Tiropitakia means “little cheese pies”. You can make tiropita as individual phyllo triangles as a nice meze or cocktail party snack. But we like the rustic large pie best. It’s also the easiest and quickest to put together.

Greek Cheese Pie with Honey

Cheese and honey is a classic sweet-savory Greek combination. Fried feta with sesame and honey, for instance, is a popular meze. Cheese pies with honey – like kalitsounia and sfakianopites “pies from Sfakia”) are particularly popular in Crete, which has it own distinctive and delicious cuisine – here’s more on the food specialties of Crete.

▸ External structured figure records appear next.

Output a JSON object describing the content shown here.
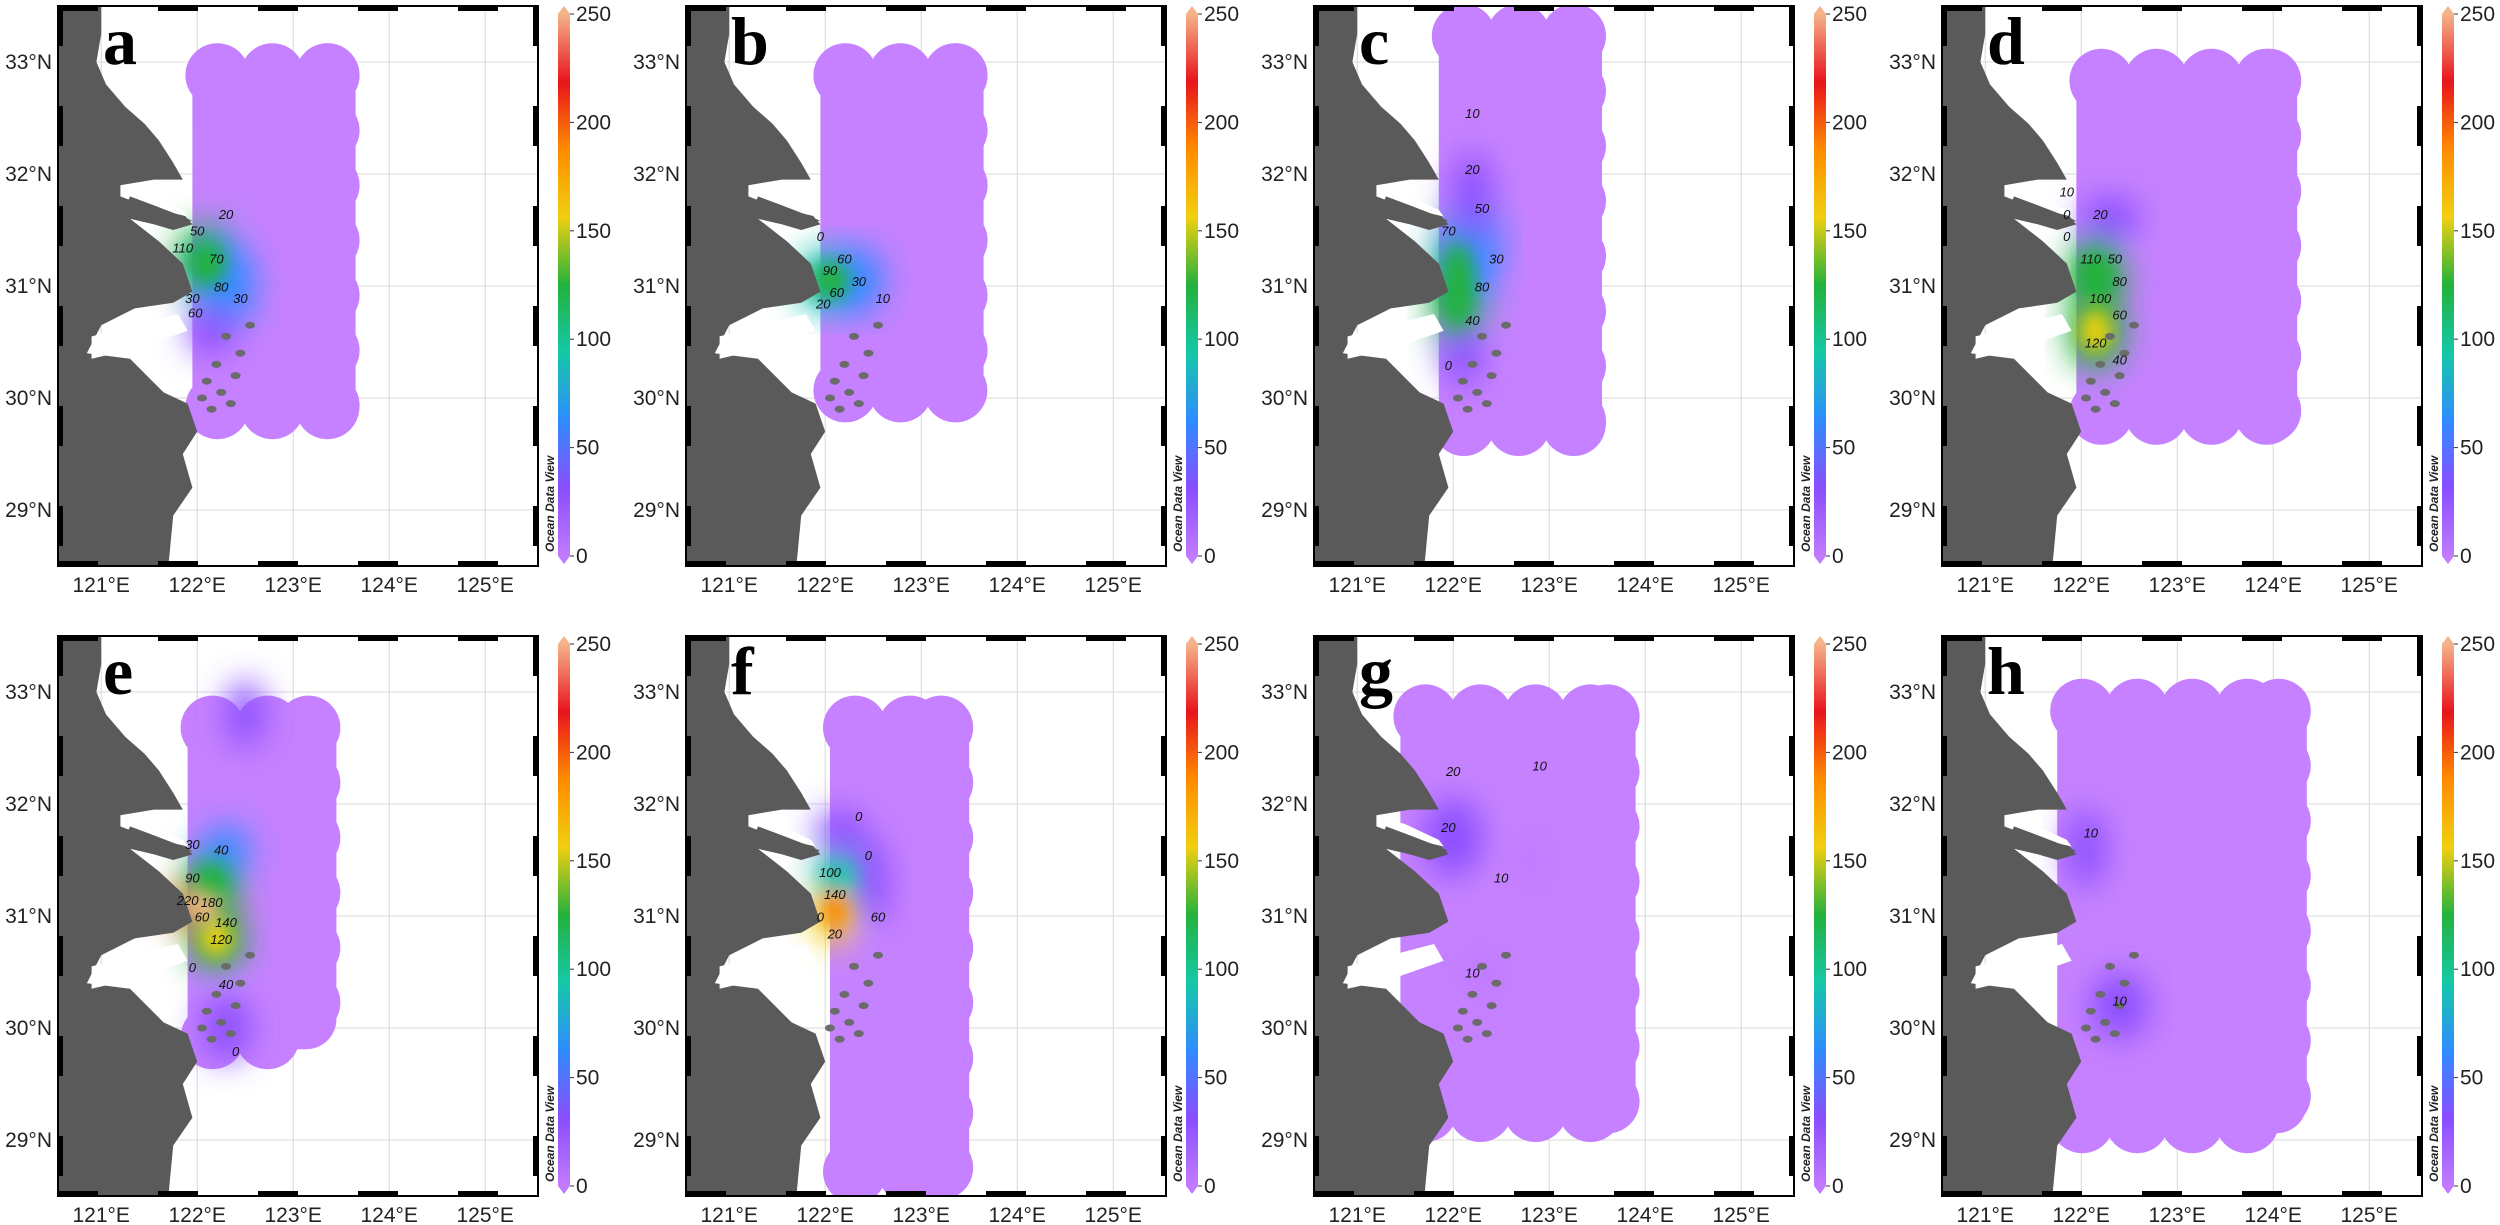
{
  "figure": {
    "colorbar": {
      "ticks": [
        "0",
        "50",
        "100",
        "150",
        "200",
        "250"
      ],
      "credit": "Ocean Data View",
      "colors": [
        "#c27bff",
        "#8a4dff",
        "#2f8cff",
        "#15c8a8",
        "#23b23c",
        "#f0cf10",
        "#ff8c00",
        "#e8141c",
        "#f5b38a"
      ]
    },
    "axes": {
      "lon_ticks": [
        "121°E",
        "122°E",
        "123°E",
        "124°E",
        "125°E"
      ],
      "lat_ticks": [
        "33°N",
        "32°N",
        "31°N",
        "30°N",
        "29°N"
      ]
    },
    "colors": {
      "land": "#5a5a5a",
      "grid": "#d8d8d8",
      "frame": "#000000",
      "base_field": "#c27bff"
    }
  },
  "panels": [
    {
      "id": "a",
      "label": "a",
      "contours": [
        {
          "text": "20",
          "lon": 122.3,
          "lat": 31.6
        },
        {
          "text": "50",
          "lon": 122.0,
          "lat": 31.45
        },
        {
          "text": "70",
          "lon": 122.2,
          "lat": 31.2
        },
        {
          "text": "110",
          "lon": 121.85,
          "lat": 31.3
        },
        {
          "text": "80",
          "lon": 122.25,
          "lat": 30.95
        },
        {
          "text": "30",
          "lon": 122.45,
          "lat": 30.85
        },
        {
          "text": "30",
          "lon": 121.95,
          "lat": 30.85
        },
        {
          "text": "60",
          "lon": 121.98,
          "lat": 30.72
        }
      ]
    },
    {
      "id": "b",
      "label": "b",
      "contours": [
        {
          "text": "0",
          "lon": 121.95,
          "lat": 31.4
        },
        {
          "text": "90",
          "lon": 122.05,
          "lat": 31.1
        },
        {
          "text": "30",
          "lon": 122.35,
          "lat": 31.0
        },
        {
          "text": "60",
          "lon": 122.2,
          "lat": 31.2
        },
        {
          "text": "60",
          "lon": 122.12,
          "lat": 30.9
        },
        {
          "text": "20",
          "lon": 121.98,
          "lat": 30.8
        },
        {
          "text": "10",
          "lon": 122.6,
          "lat": 30.85
        }
      ]
    },
    {
      "id": "c",
      "label": "c",
      "contours": [
        {
          "text": "10",
          "lon": 122.2,
          "lat": 32.5
        },
        {
          "text": "20",
          "lon": 122.2,
          "lat": 32.0
        },
        {
          "text": "50",
          "lon": 122.3,
          "lat": 31.65
        },
        {
          "text": "70",
          "lon": 121.95,
          "lat": 31.45
        },
        {
          "text": "30",
          "lon": 122.45,
          "lat": 31.2
        },
        {
          "text": "80",
          "lon": 122.3,
          "lat": 30.95
        },
        {
          "text": "40",
          "lon": 122.2,
          "lat": 30.65
        },
        {
          "text": "0",
          "lon": 121.95,
          "lat": 30.25
        }
      ]
    },
    {
      "id": "d",
      "label": "d",
      "contours": [
        {
          "text": "10",
          "lon": 121.85,
          "lat": 31.8
        },
        {
          "text": "20",
          "lon": 122.2,
          "lat": 31.6
        },
        {
          "text": "0",
          "lon": 121.85,
          "lat": 31.6
        },
        {
          "text": "0",
          "lon": 121.85,
          "lat": 31.4
        },
        {
          "text": "110",
          "lon": 122.1,
          "lat": 31.2
        },
        {
          "text": "50",
          "lon": 122.35,
          "lat": 31.2
        },
        {
          "text": "80",
          "lon": 122.4,
          "lat": 31.0
        },
        {
          "text": "100",
          "lon": 122.2,
          "lat": 30.85
        },
        {
          "text": "60",
          "lon": 122.4,
          "lat": 30.7
        },
        {
          "text": "120",
          "lon": 122.15,
          "lat": 30.45
        },
        {
          "text": "40",
          "lon": 122.4,
          "lat": 30.3
        }
      ]
    },
    {
      "id": "e",
      "label": "e",
      "contours": [
        {
          "text": "30",
          "lon": 121.95,
          "lat": 31.6
        },
        {
          "text": "40",
          "lon": 122.25,
          "lat": 31.55
        },
        {
          "text": "90",
          "lon": 121.95,
          "lat": 31.3
        },
        {
          "text": "220",
          "lon": 121.9,
          "lat": 31.1
        },
        {
          "text": "180",
          "lon": 122.15,
          "lat": 31.08
        },
        {
          "text": "60",
          "lon": 122.05,
          "lat": 30.95
        },
        {
          "text": "140",
          "lon": 122.3,
          "lat": 30.9
        },
        {
          "text": "120",
          "lon": 122.25,
          "lat": 30.75
        },
        {
          "text": "0",
          "lon": 121.95,
          "lat": 30.5
        },
        {
          "text": "40",
          "lon": 122.3,
          "lat": 30.35
        },
        {
          "text": "0",
          "lon": 122.4,
          "lat": 29.75
        }
      ]
    },
    {
      "id": "f",
      "label": "f",
      "contours": [
        {
          "text": "0",
          "lon": 122.35,
          "lat": 31.85
        },
        {
          "text": "0",
          "lon": 122.45,
          "lat": 31.5
        },
        {
          "text": "100",
          "lon": 122.05,
          "lat": 31.35
        },
        {
          "text": "140",
          "lon": 122.1,
          "lat": 31.15
        },
        {
          "text": "60",
          "lon": 122.55,
          "lat": 30.95
        },
        {
          "text": "0",
          "lon": 121.95,
          "lat": 30.95
        },
        {
          "text": "20",
          "lon": 122.1,
          "lat": 30.8
        }
      ]
    },
    {
      "id": "g",
      "label": "g",
      "contours": [
        {
          "text": "20",
          "lon": 122.0,
          "lat": 32.25
        },
        {
          "text": "10",
          "lon": 122.9,
          "lat": 32.3
        },
        {
          "text": "20",
          "lon": 121.95,
          "lat": 31.75
        },
        {
          "text": "10",
          "lon": 122.5,
          "lat": 31.3
        },
        {
          "text": "10",
          "lon": 122.2,
          "lat": 30.45
        }
      ]
    },
    {
      "id": "h",
      "label": "h",
      "contours": [
        {
          "text": "10",
          "lon": 122.1,
          "lat": 31.7
        },
        {
          "text": "10",
          "lon": 122.4,
          "lat": 30.2
        }
      ]
    }
  ]
}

The most indulgent plate I’ve ever set eyes on in all Greece was at a taverna in Therisos, Crete. ,That’s a gorge five minutes west of Chania, known for great meat – glistening mahogany, succulent, tinged with smoky char. An absolutely ancient man, elegant in traditional Cretan dress of tall boots, black shirt, and a black crocheted mandili, was sitting on a rustic wooden chair outside the kitchen. He had a large plate heavy with long pointed wedges of Graviera- a local aged semi-hard cheese – under a thick blanket of thyme honey. No bread, no fork. He looked a little bit naughty, what with all that honey. Drunk with grilled goat chops and a little tipsy on wine, I gazed at it. He gave me the barest wry smile of satisfaction before raising a dripping wedge to his mouth.

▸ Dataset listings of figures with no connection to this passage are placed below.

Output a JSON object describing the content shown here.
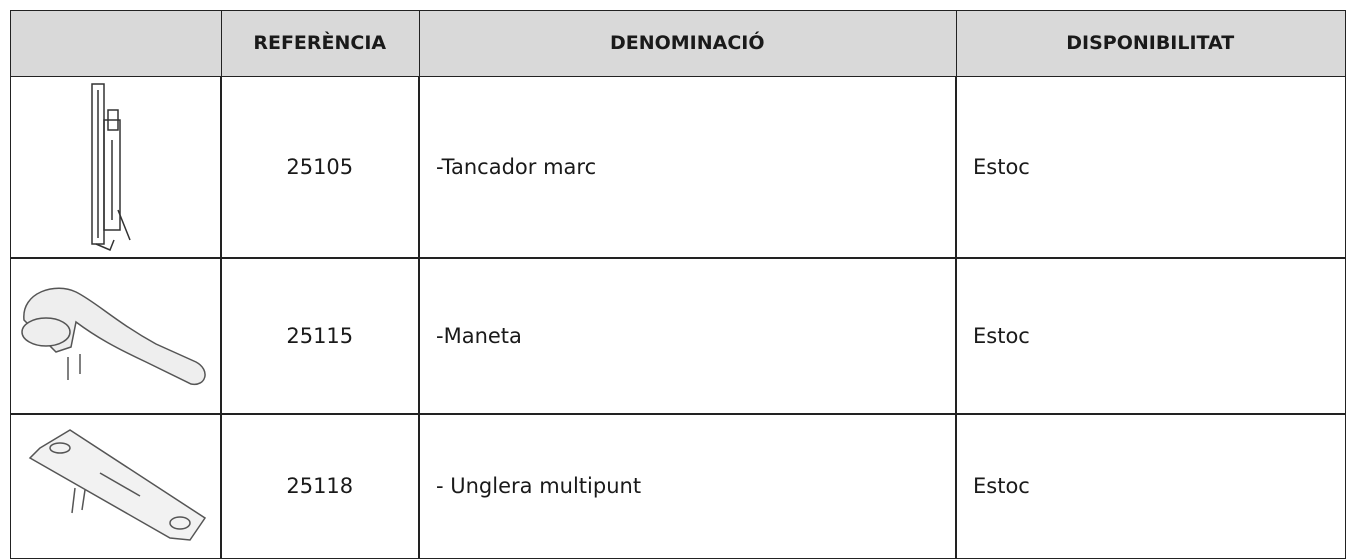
{
  "table": {
    "headers": [
      "REFERÈNCIA",
      "DENOMINACIÓ",
      "DISPONIBILITAT"
    ],
    "rows": [
      [
        "25105",
        "-Tancador marc",
        "Estoc"
      ],
      [
        "25115",
        "-Maneta",
        "Estoc"
      ],
      [
        "25118",
        "- Unglera multipunt",
        "Estoc"
      ]
    ]
  }
}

This is probably the best way to enjoy cheese and honey. But our crisp and hot pie is also not too bad – certainly worth the 15 minutes to throw together.

Our easy Greek cheese pie makes a nice savory tiropita recipe on its own. But pouring honey over the top of the hot pie makes a completely different sweet-savory dish.

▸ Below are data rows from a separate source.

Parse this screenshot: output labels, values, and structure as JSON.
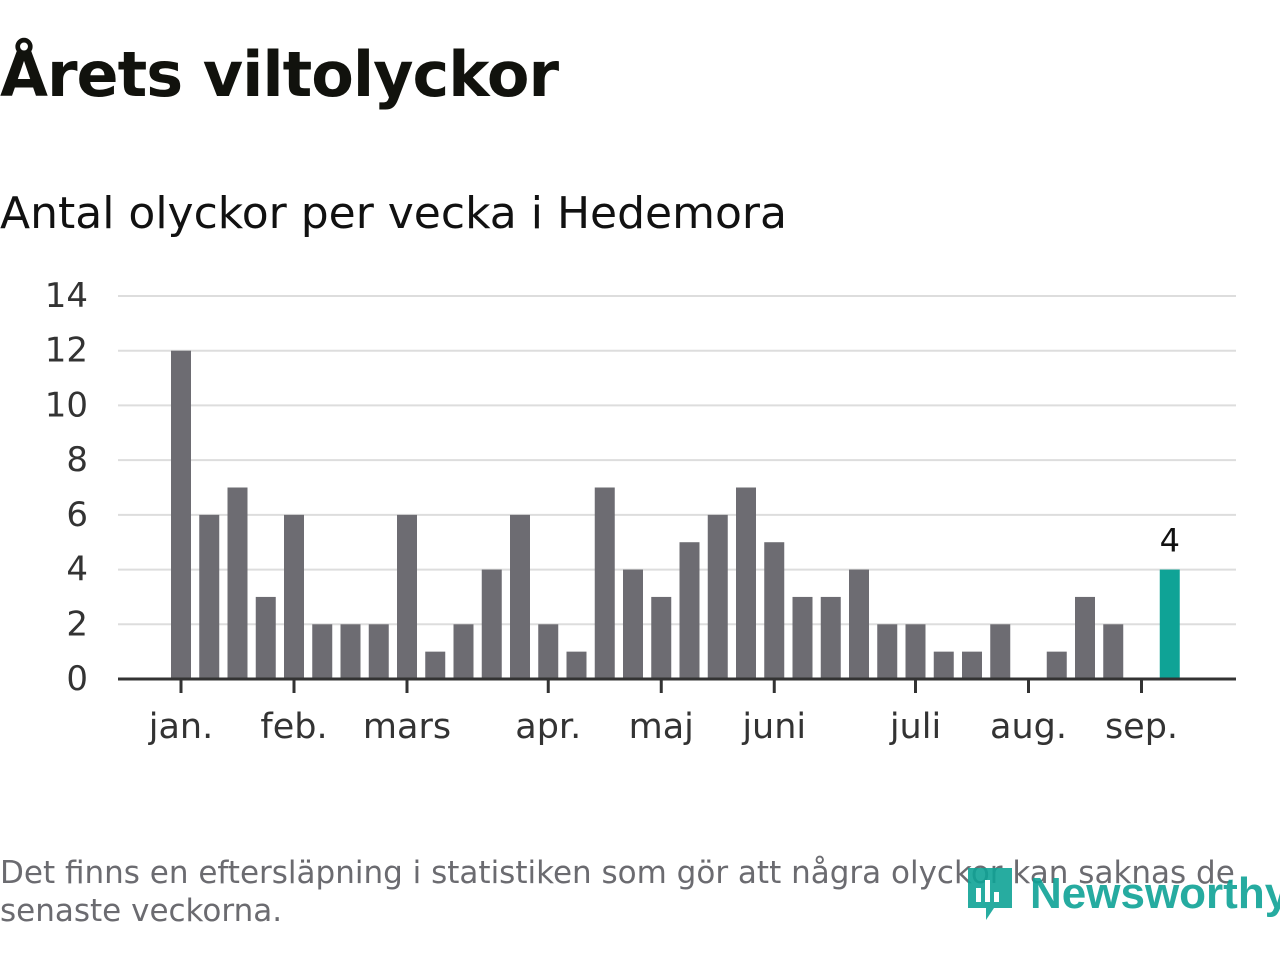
{
  "header": {
    "title": "Årets viltolyckor",
    "subtitle": "Antal olyckor per vecka i Hedemora"
  },
  "footer": {
    "note": "Det finns en eftersläpning i statistiken som gör att några olyckor kan saknas de senaste veckorna.",
    "brand": "Newsworthy"
  },
  "colors": {
    "bar": "#6d6c72",
    "highlight": "#0fa396",
    "grid": "#dddddd",
    "axis": "#333333",
    "text": "#333333"
  },
  "chart_data": {
    "type": "bar",
    "title": "Antal olyckor per vecka i Hedemora",
    "xlabel": "",
    "ylabel": "",
    "ylim": [
      0,
      14
    ],
    "yticks": [
      0,
      2,
      4,
      6,
      8,
      10,
      12,
      14
    ],
    "grid": true,
    "legend": "none",
    "x_tick_labels": [
      {
        "label": "jan.",
        "week": 1
      },
      {
        "label": "feb.",
        "week": 5
      },
      {
        "label": "mars",
        "week": 9
      },
      {
        "label": "apr.",
        "week": 14
      },
      {
        "label": "maj",
        "week": 18
      },
      {
        "label": "juni",
        "week": 22
      },
      {
        "label": "juli",
        "week": 27
      },
      {
        "label": "aug.",
        "week": 31
      },
      {
        "label": "sep.",
        "week": 35
      }
    ],
    "weeks": [
      1,
      2,
      3,
      4,
      5,
      6,
      7,
      8,
      9,
      10,
      11,
      12,
      13,
      14,
      15,
      16,
      17,
      18,
      19,
      20,
      21,
      22,
      23,
      24,
      25,
      26,
      27,
      28,
      29,
      30,
      31,
      32,
      33,
      34,
      35,
      36
    ],
    "values": [
      12,
      6,
      7,
      3,
      6,
      2,
      2,
      2,
      6,
      1,
      2,
      4,
      6,
      2,
      1,
      7,
      4,
      3,
      5,
      6,
      7,
      5,
      3,
      3,
      4,
      2,
      2,
      1,
      1,
      2,
      0,
      1,
      3,
      2,
      0,
      4
    ],
    "highlight_index": 35,
    "annotations": [
      {
        "week": 36,
        "text": "4"
      }
    ]
  }
}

This cheese pie with honey is equally suited to meze or dessert, or just a stand-alone treat to shine golden on its own.

Yield: 8 generous servings

Tiropita - Greek Cheese Pie with Honey

tiropita - cheese pie with honey

This crisp, melting, sweet, savory, tangy, minty, gooey Greek cheese pie is the perfect meze, dessert, or star of your next wine evening. It's elegant and beautiful, simple with just 6 ingredients, and a snap to make.

Prep Time 15 minutes
Cook Time 25 minutes
Total Time 40 minutes


  • I 450 gram / 1 lb package phyllo dough
  • 200 grams / about 7 oz. butter
  • 250 grams / about 8 oz. feta cheese
  • 200 g / scant 1 cup thick strained Greek yogurt
  • About 20 fresh mint leaves, or 1 tsp. of dried mint (plus more to taste)
  • Honey - Thyme honey is particularly good


  1. Preheat your oven to 180° C / 375°F.
  2. Melt the butter.
  3. Crumble the feta into a bowl and mix with the strained yogurt and the chopped mint leaves.
  4. Butter a shallow round baking dish - we used a fluted quiche dish.
  5. Lay a sheet of phyllo into the dish, crimping it a little. You should have gathers in the bottom of the dish, and a little overhang around the sides.
  6. Butter the phyllo generously, and repeat with another sheet.
  7. Repeat 6 or 7 times.
  8. Spread your feta mixture evenly over the buttered layers of phyllo.
  9. Drape the overhanging leaves back over the cheese mixture, buttering some of them in between.
  10. Continue to build up layers of phyllo, this time pinching them and crimping them to stay within the rim of the dish. If you aim for a crinkled, rustic effect it will look great. Another 7 or 8 layers should do it.
  11. Bake in the middle of the oven until it's a deep rich golden color (definitely not light brown).
  12. Serve hot, with honey on each individual piece.


  • The tiropita is puffy and beautiful when it comes out of the oven - try to serve it right away.
  • Your cheese pie can sit around for an hour or so before baking, so it's easy to get the timing just right.
  • If the air in your kitchen is really dry, your phyllo may get very brittle. Just moisten your hands and proceed. This pie looks great messy and rustic.
  • The mint is really sensational with the cheese and the honey. But if you don't care for mint, it's also delicious without it.